One of the areas for improvement is opening up spaces for developers to support each other. It has opened up the Google Play Developer Community to enable developers to share best practices and expanded the Google Play Developer Helpline pilot program.
This year the company also plans to introduce a new feature to help developers plan their app declarations ahead of time, which will be useful when it comes time to update apps.
Google will continue its efforts to facilitate privacy-preserving advertising, building on its existing work with Privacy Sandbox. It will start rolling out a beta for Privacy Sandbox on Android to enable users and developers to evaluate the new solution.
There are a number of ways it plans to give users more control over their data. First, it will work to improve the data safety section in Google Play by adding new features and policies to clarify and provide control over data deletion practices.
The first developer preview for Android 14, which was released last month, includes some new privacy, security, and transparency improvements that developers can start experimenting with.
According to Google, another area that has been highly requested as one to focus on is helping businesses and users stay protected. It has continually improved the Play Integrity API and has introduced automated integrity protection. The company claims that developers who use this product have been able to reduce unauthorized access to their apps by 50%.
Google will continue to add features to the Play Integrity API over the course of the year.
Another area that Google will address is in relation to SDKs. Recently it has introduced new ways for SDK providers to communicate with app developers. They can message developers through the Play Console or Android Studio to communicate about critical issues.
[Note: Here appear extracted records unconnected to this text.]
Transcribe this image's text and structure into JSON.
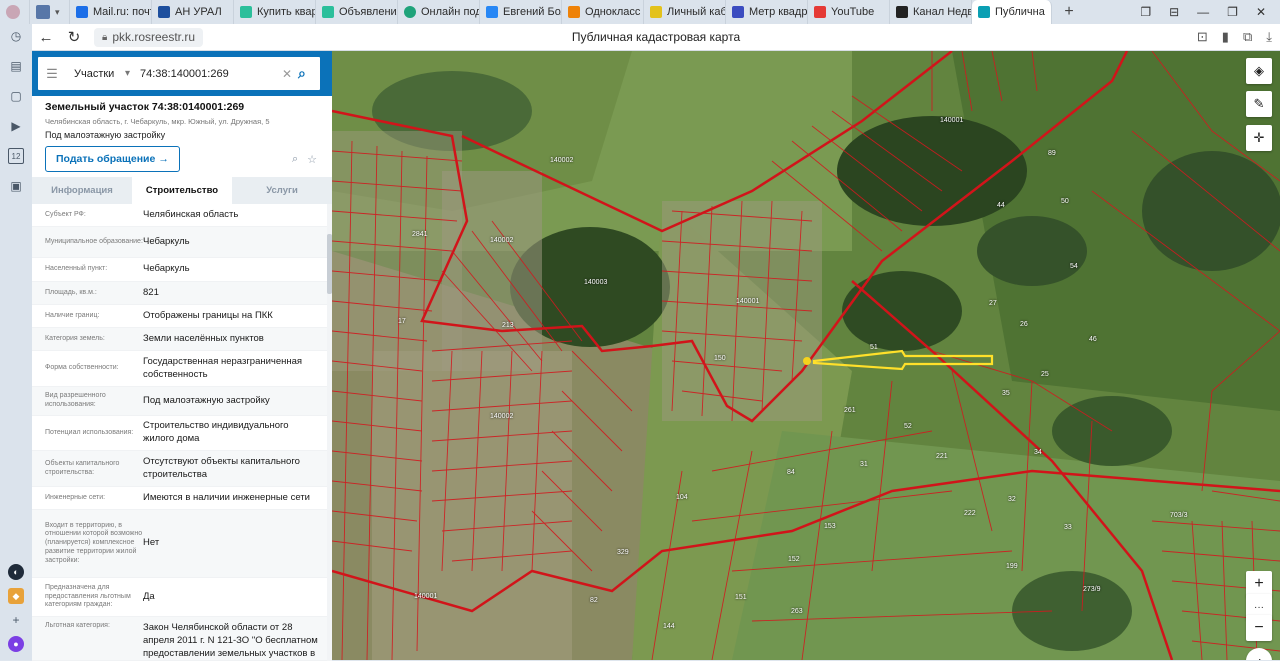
{
  "browser": {
    "tabs": [
      {
        "label": "",
        "color": "#6b7c8f"
      },
      {
        "label": "Mail.ru: почт",
        "color": "#1c6ee8"
      },
      {
        "label": "АН УРАЛ",
        "color": "#1d4f9e"
      },
      {
        "label": "Купить квар",
        "color": "#2bbf9b"
      },
      {
        "label": "Объявления",
        "color": "#2bbf9b"
      },
      {
        "label": "Онлайн под",
        "color": "#1fa37a"
      },
      {
        "label": "Евгений Бол",
        "color": "#2787f5"
      },
      {
        "label": "Однокласс",
        "color": "#ee8208"
      },
      {
        "label": "Личный каб",
        "color": "#e3c21c"
      },
      {
        "label": "Метр квадр",
        "color": "#3b4cc0"
      },
      {
        "label": "YouTube",
        "color": "#e53935"
      },
      {
        "label": "Канал Недв",
        "color": "#222222"
      },
      {
        "label": "Публична",
        "color": "#0b9fb3",
        "close": "×"
      }
    ],
    "new_tab": "+",
    "url": "pkk.rosreestr.ru",
    "page_title": "Публичная кадастровая карта",
    "rail_number": "12"
  },
  "panel": {
    "search_type": "Участки",
    "search_query": "74:38:140001:269",
    "object_title": "Земельный участок 74:38:0140001:269",
    "object_address": "Челябинская область, г. Чебаркуль, мкр. Южный, ул. Дружная, 5",
    "object_use": "Под малоэтажную застройку",
    "appeal_button": "Подать обращение",
    "tabs": [
      "Информация",
      "Строительство",
      "Услуги"
    ],
    "rows": [
      {
        "k": "Субъект РФ:",
        "v": "Челябинская область"
      },
      {
        "k": "Муниципальное образование:",
        "v": "Чебаркуль"
      },
      {
        "k": "Населенный пункт:",
        "v": "Чебаркуль"
      },
      {
        "k": "Площадь, кв.м.:",
        "v": "821"
      },
      {
        "k": "Наличие границ:",
        "v": "Отображены границы на ПКК"
      },
      {
        "k": "Категория земель:",
        "v": "Земли населённых пунктов"
      },
      {
        "k": "Форма собственности:",
        "v": "Государственная неразграниченная собственность"
      },
      {
        "k": "Вид разрешенного использования:",
        "v": "Под малоэтажную застройку"
      },
      {
        "k": "Потенциал использования:",
        "v": "Строительство индивидуального жилого дома"
      },
      {
        "k": "Объекты капитального строительства:",
        "v": "Отсутствуют объекты капитального строительства"
      },
      {
        "k": "Инженерные сети:",
        "v": "Имеются в наличии инженерные сети"
      },
      {
        "k": "Входит в территорию, в отношении которой возможно (планируется) комплексное развитие территории жилой застройки:",
        "v": "Нет"
      },
      {
        "k": "Предназначена для предоставления льготным категориям граждан:",
        "v": "Да"
      },
      {
        "k": "Льготная категория:",
        "v": "Закон Челябинской области от 28 апреля 2011 г. N 121-ЗО \"О бесплатном предоставлении земельных участков в"
      }
    ]
  },
  "map": {
    "labels": [
      "140003",
      "140002",
      "140001",
      "140002",
      "140001",
      "140002",
      "140001",
      "213",
      "2841",
      "51",
      "27",
      "26",
      "46",
      "25",
      "35",
      "34",
      "44",
      "50",
      "54",
      "89",
      "52",
      "221",
      "222",
      "32",
      "33",
      "199",
      "261",
      "104",
      "153",
      "152",
      "151",
      "263",
      "144",
      "82",
      "329",
      "84",
      "31",
      "150",
      "17",
      "273/9",
      "703/3"
    ],
    "tools": {
      "layers": "layers-icon",
      "ruler": "ruler-icon",
      "locate": "locate-icon",
      "zoom_in": "+",
      "more": "···",
      "zoom_out": "−"
    }
  }
}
Google plans to launch updates soon about the sensitive permissions that can be used by SDKs and instances in which specific SDK versions could violate Google Play policies.
The company has also been having discussions on how to incorporate web3 components responsibly.
“With any new technology, we must balance innovation with our responsibility to protect users, which is why we’ve begun conversations with developer partners to assess how potential policy changes could responsibly support these opportunities,” Bethel Otuteye, senior director of Android App Safety, wrote in a blog post. “As always, engaging with developers is an essential part of how we evolve our platform and maintain a safe, transparent, and trusted experience for our shared users.”